La réponse tient d’abord à une série d’incohérences, de contradictions et de faiblesses inhérentes à un mode d’action publique propre à ce pays, sorte d’économie centralement dirigée ou presque dans laquelle entreprises, ménages et responsables locaux attendent beaucoup d’un Etat qui en retour se mêle de presque tout, et qui plus est avec une rare inefficacité. Le constat, énoncé en termes évidemment plus choisis, se dégage de la dernière étude que l’OCDE a consacrée à la France (mars 2013) et dont les conclusions se retrouvent presque mot pour mot dans la liste des recommandations que Bruxelles vient d’adresser à Paris.


Résumons-en l’essentiel. L’Etat français prélève chaque année sur la richesse produite (le PIB) une part écrasante, désormais supérieure à 55%, qu’il redistribue en totalité et même au-delà (puisqu’il est déficitaire) en dépenses de santé et de vieillesse surtout, mais aussi en soutiens divers à ceux-là mêmes qu’il ponctionne lourdement.

Cette redistribution, qui se traduit notamment par un «coin fiscal» (différence entre salaire brut, toutes charges comprises, et salaire net après impôt) supérieur à presque tout ce qu’on observe en Europe, est non seulement massive, elle est aussi peu efficace : le prélèvement de l’impôt coûte cher, sa redistribution s’égare dans les méandres d’une administration complexe et redondante, et les incitations qui en découlent, loin d’être globalement neutres, favorisent au contraire l’inactivité, segmentent le marché du travail (entre ceux, bien protégés, qui ont un emploi et les autres), biaisent le marché du logement et découragent l’investissement industriel. Tout cela fait tomber la croissance en dessous du taux qui serait nécessaire pour ramener le chômage à un niveau qui, au moins, ne soit pas supérieur à celui des pays auxquels la France aime se comparer.

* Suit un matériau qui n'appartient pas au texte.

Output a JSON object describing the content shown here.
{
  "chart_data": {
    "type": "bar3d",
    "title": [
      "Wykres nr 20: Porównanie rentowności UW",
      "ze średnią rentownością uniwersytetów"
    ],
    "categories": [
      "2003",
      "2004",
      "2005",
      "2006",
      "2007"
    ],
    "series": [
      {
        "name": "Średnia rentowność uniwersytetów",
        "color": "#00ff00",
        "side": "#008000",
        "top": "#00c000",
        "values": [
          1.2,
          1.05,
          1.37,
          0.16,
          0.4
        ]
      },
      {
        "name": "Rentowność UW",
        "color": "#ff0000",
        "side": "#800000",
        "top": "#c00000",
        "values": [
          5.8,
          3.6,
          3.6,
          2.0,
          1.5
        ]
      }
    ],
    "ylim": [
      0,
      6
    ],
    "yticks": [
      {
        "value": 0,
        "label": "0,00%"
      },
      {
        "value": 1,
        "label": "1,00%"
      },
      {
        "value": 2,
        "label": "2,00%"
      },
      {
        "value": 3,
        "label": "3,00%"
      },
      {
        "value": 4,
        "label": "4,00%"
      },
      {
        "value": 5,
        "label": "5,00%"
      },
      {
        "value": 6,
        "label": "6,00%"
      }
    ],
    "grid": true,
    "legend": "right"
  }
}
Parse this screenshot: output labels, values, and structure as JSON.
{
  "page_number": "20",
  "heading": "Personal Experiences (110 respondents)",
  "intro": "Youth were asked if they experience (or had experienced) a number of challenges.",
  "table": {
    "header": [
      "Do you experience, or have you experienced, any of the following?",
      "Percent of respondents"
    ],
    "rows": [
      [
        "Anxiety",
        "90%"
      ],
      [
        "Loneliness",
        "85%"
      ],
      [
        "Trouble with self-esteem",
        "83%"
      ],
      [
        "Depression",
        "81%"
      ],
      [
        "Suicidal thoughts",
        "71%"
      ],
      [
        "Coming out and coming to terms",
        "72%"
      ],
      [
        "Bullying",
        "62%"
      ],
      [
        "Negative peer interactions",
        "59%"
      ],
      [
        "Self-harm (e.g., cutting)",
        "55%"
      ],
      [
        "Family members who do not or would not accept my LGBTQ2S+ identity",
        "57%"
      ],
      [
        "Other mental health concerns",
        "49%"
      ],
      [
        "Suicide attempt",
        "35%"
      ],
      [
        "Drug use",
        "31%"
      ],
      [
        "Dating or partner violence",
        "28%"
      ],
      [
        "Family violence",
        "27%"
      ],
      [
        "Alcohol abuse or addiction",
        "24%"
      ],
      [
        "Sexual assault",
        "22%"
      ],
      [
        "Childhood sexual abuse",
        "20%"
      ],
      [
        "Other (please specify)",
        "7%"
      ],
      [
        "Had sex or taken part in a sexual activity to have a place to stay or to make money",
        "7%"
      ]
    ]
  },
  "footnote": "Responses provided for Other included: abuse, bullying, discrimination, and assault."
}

Pour briser ces cercles vicieux il faudrait ensuite – qui osera s’y coller ? – venir à bout de ce que l’étude nomme pudiquement la «mauvaise qualité du dialogue social» et qui désigne en réalité la toute puissance, institutionnalisée par un code du travail hypertrophié, de syndicats pourtant peu représentatifs de l’ensemble des salariés. La France est en effet de tous les pays de l’OCDE celui où le décalage entre le taux de couverture des accords collectifs (en langage suisse: la portée des conventions collectives) et le degré de syndicalisation («en chute vertigineuse») est le plus large.

Toute le mal ne vient certes pas de là, mais qui, sinon les syndicats, s’oppose à ce point à une flexibilité dont l’économie française a un urgent besoin ?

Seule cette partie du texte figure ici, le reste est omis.